When I was in high school in Vietnam, my teachers insisted that the sole goal of high school years is to get us into a good university. As many other Asian countries, there was an extremely competitive national college entrance examination for which girls, boys and their parents would pay any price to win. For two years, my friends and I went to night classes five days a week and spent the summers in classroom. I was accepted to a prestigious university but never used anything I had learnt again.
What did I learn from this experience? It was all about choosing the right goal. Later on when preparing for TOEFL, I ignored most of the strategies, tips and tricks to improve the score.
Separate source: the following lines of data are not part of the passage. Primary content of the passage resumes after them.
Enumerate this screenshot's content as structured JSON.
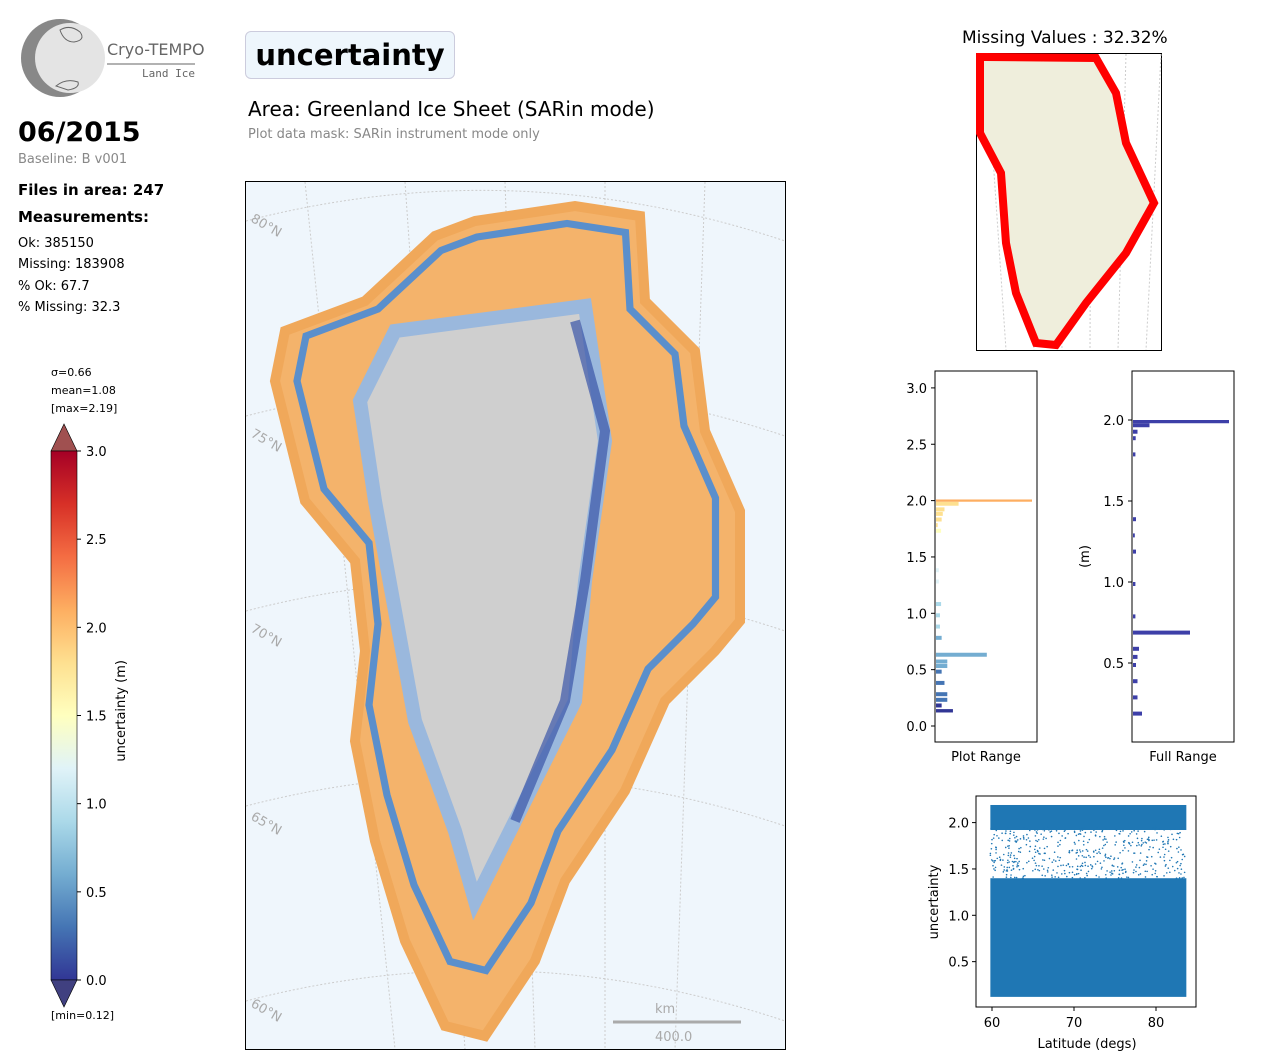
{
  "logo": {
    "name": "Cryo-TEMPO",
    "sub": "Land Ice"
  },
  "header": {
    "title": "uncertainty",
    "area": "Area: Greenland Ice Sheet (SARin mode)",
    "mask": "Plot data mask: SARin instrument mode only"
  },
  "info": {
    "date": "06/2015",
    "baseline": "Baseline: B v001",
    "files": "Files in area: 247",
    "measurements": "Measurements:",
    "ok": "Ok: 385150",
    "missing": "Missing: 183908",
    "pct_ok": "% Ok: 67.7",
    "pct_missing": "% Missing: 32.3"
  },
  "stats": {
    "sigma": "σ=0.66",
    "mean": "mean=1.08",
    "max": "[max=2.19]",
    "min": "[min=0.12]"
  },
  "colorbar": {
    "label": "uncertainty (m)",
    "ticks": [
      "0.0",
      "0.5",
      "1.0",
      "1.5",
      "2.0",
      "2.5",
      "3.0"
    ],
    "colors": [
      "#313695",
      "#4575b4",
      "#74add1",
      "#abd9e9",
      "#e0f3f8",
      "#ffffbf",
      "#fee090",
      "#fdae61",
      "#f46d43",
      "#d73027",
      "#a50026"
    ]
  },
  "map": {
    "lat_labels_left": [
      "80°N",
      "75°N",
      "70°N",
      "65°N",
      "60°N"
    ],
    "lat_labels_right": [
      "75°N",
      "70°N",
      "65°N",
      "60°N"
    ],
    "scale_unit": "km",
    "scale_value": "400.0"
  },
  "missing_map": {
    "title": "Missing Values : 32.32%"
  },
  "chart_data": [
    {
      "type": "bar",
      "name": "Plot Range",
      "orientation": "horizontal",
      "xlabel": "Plot Range",
      "ylim": [
        -0.15,
        3.15
      ],
      "yticks": [
        "0.0",
        "0.5",
        "1.0",
        "1.5",
        "2.0",
        "2.5",
        "3.0"
      ],
      "bins": [
        0.12,
        0.15,
        0.2,
        0.25,
        0.3,
        0.4,
        0.5,
        0.55,
        0.59,
        0.65,
        0.8,
        0.9,
        1.0,
        1.1,
        1.3,
        1.4,
        1.75,
        1.8,
        1.85,
        1.9,
        1.94,
        1.99
      ],
      "counts": [
        3,
        1,
        2,
        2,
        1.5,
        1,
        2,
        2,
        9,
        1,
        0.7,
        0.7,
        0.9,
        0.5,
        0.5,
        0.9,
        0.3,
        1,
        1.2,
        1.5,
        4,
        17
      ]
    },
    {
      "type": "bar",
      "name": "Full Range",
      "orientation": "horizontal",
      "xlabel": "Full Range",
      "ylabel": "(m)",
      "ylim": [
        -0.01,
        2.27
      ],
      "yticks": [
        "0.5",
        "1.0",
        "1.5",
        "2.0"
      ],
      "bins": [
        0.13,
        0.2,
        0.3,
        0.4,
        0.5,
        0.55,
        0.6,
        0.7,
        0.8,
        1.0,
        1.2,
        1.3,
        1.4,
        1.8,
        1.9,
        1.94,
        1.98
      ],
      "counts": [
        3,
        1.5,
        1.5,
        1,
        1.5,
        2,
        19,
        0.8,
        0.8,
        1,
        0.6,
        1,
        0.8,
        0.9,
        1.5,
        5.5,
        32
      ]
    },
    {
      "type": "scatter",
      "name": "uncertainty vs latitude",
      "xlabel": "Latitude (degs)",
      "ylabel": "uncertainty",
      "xlim": [
        58.5,
        85.5
      ],
      "ylim": [
        0.0,
        2.28
      ],
      "xticks": [
        "60",
        "70",
        "80"
      ],
      "yticks": [
        "0.5",
        "1.0",
        "1.5",
        "2.0"
      ],
      "x_range": [
        59.8,
        83.7
      ],
      "y_range": [
        0.12,
        2.19
      ],
      "color": "#1f77b4"
    }
  ]
}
Instead, I put all my effort on improving my English. I got just enough score for a scholarship and the skills I acquired back then is still with me today.
In my limited view of the literature, the NLP community is facing the same problem. There is a lot of evaluation data for specific subtasks and researchers continue to create more of them. The effort goes into increasing some percentage of accuracy, F-score or whatever measure it might be. Unless the goal of NLP is to optimize for each ad-hoc subtasks, we can hardly say that we made much progress over the last decade.
I am not going to say that NLP researchers are all idiots. They are brilliant and the amount of knowledge they created goes beyond what I can comprehend. But I can’t help thinking that they are optimizing wrong objective functions.
Easier said than done, you may think, how does that freaking correct objective function look like? What function can assign a greater number to a “more understanding” machine? The bad news is that there is no such function, just like no standardized test will ever measure a student’s knowledge properly. People keep taking those tests not because they are correct, but because there are no better options.
How to progress without an objective function? I think it is the time for NLP to come back to its science town after decades wandering in the engineering jungle. That means creating falsifiable hypotheses about what a language understanding machine might be, challenging those hypotheses with real data and eliminating the unfitted. Such an approach will play down dysfunctional objective functions and focus research effort to a more promising area.
What are those hypotheses? How to test them? How much will it help? What answers (or questions) will they bring? Those are questions I will need to address during my four years in VU Amsterdam. I will keep you updated 😉